Le regard que le libraire portait sur son livre d’art instruisait la cliente sur la disponibilité qu’il avait pour elle : faible sauf cas de question brûlante. Mais la cliente ne voulait pas tant savoir réellement quelque chose que feindre de poser des questions sur l’écrivain norvégien, si le libraire le connaissait, alors-même qu’il était évident, visible, manifeste, que le libraire ne s’intéressait en aucune manière aux écrivains norvégiens non plus qu’à celui-ci en particulier.

La cliente tenait ce livre entre ses mains et s’entendait poser ses propres questions, qu’elle aurait trouvées stupides pour peu qu’elles eussent été posées par un autre. C’est qu’un détail de la couverture de ce livre l’intriguait, la couleur, le nom de l’auteur, sa date de naissance peut-être. La veille ou l’avant-veille, la cliente, cette fois supposément en position de lectrice dans sa propre maison, autant dire la femme, devant l’amoncellement de livres près de son lit, un peu abandonnés à la pousssière, s’était fait la remarque qu’elle ne lisait plus, et s’était même demandé ce qu’était un livre. Mais alors que faisait-elle chez un libraire deux jours plus tard ??

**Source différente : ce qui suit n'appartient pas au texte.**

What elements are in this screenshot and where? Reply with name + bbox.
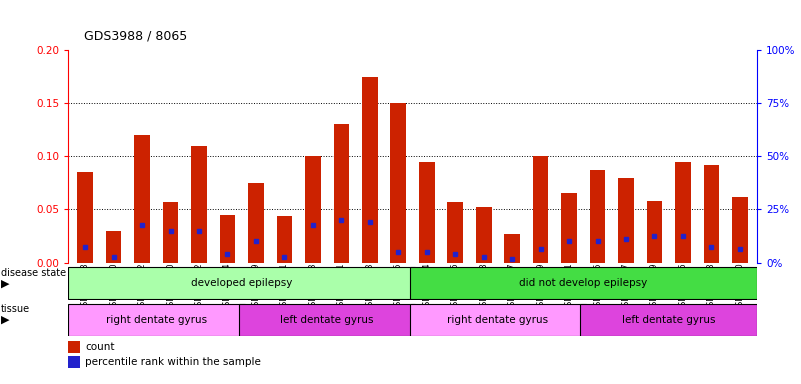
Bar: [163, 202, 179, 263]
Bar: [305, 156, 320, 263]
Text: tissue: tissue: [1, 304, 30, 314]
Bar: [618, 177, 634, 263]
Bar: [68, 267, 416, 299]
Text: developed epilepsy: developed epilepsy: [191, 278, 292, 288]
Bar: [135, 135, 150, 263]
Bar: [581, 304, 757, 336]
Text: left dentate gyrus: left dentate gyrus: [622, 315, 715, 325]
Text: right dentate gyrus: right dentate gyrus: [106, 315, 207, 325]
Bar: [562, 194, 577, 263]
Text: ▶: ▶: [1, 278, 10, 288]
Bar: [703, 165, 719, 263]
Bar: [362, 76, 377, 263]
Bar: [732, 197, 747, 263]
Bar: [68, 304, 244, 336]
Bar: [68, 341, 80, 353]
Bar: [78, 172, 93, 263]
Text: GDS3988 / 8065: GDS3988 / 8065: [84, 29, 187, 42]
Text: disease state: disease state: [1, 268, 66, 278]
Text: did not develop epilepsy: did not develop epilepsy: [519, 278, 647, 288]
Bar: [419, 162, 435, 263]
Bar: [333, 124, 349, 263]
Bar: [390, 103, 406, 263]
Bar: [590, 170, 606, 263]
Bar: [68, 356, 80, 368]
Bar: [448, 202, 463, 263]
Bar: [675, 162, 690, 263]
Bar: [646, 201, 662, 263]
Text: ▶: ▶: [1, 315, 10, 325]
Bar: [505, 234, 520, 263]
Text: left dentate gyrus: left dentate gyrus: [280, 315, 374, 325]
Text: right dentate gyrus: right dentate gyrus: [447, 315, 549, 325]
Bar: [276, 216, 292, 263]
Text: count: count: [85, 342, 115, 352]
Bar: [248, 183, 264, 263]
Bar: [533, 156, 549, 263]
Bar: [106, 231, 122, 263]
Bar: [409, 304, 586, 336]
Text: percentile rank within the sample: percentile rank within the sample: [85, 357, 261, 367]
Bar: [239, 304, 416, 336]
Bar: [191, 146, 207, 263]
Bar: [219, 215, 235, 263]
Bar: [476, 207, 492, 263]
Bar: [409, 267, 757, 299]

La cliente, enfin la femme mûre, voire blette, s’était souvenue qu’elle avait un jour découvert un auteur norvégien au hasard, auteur qui avait ensuite eu grande fortune auprès des milieux autorisés de la lecture. Ce qu’elle faisait ce jour-là chez un libraire, nul n’aurait pu le dire, mais ce qui est sûr c’est qu’elle en ressortait avec trois livres : un roman, un essai littéraire et une étude historique. Le hasard d’un deuxième auteur norvégien ne lui était pas apparu avec une aussi grande nécessité. Elle avait reposé le petit livre à couverture jaune sur la pile des autres.

Puis le libraire lui avait communiqué un tuyau sur le tuteurage des tomates; et là son regard s’était allumé.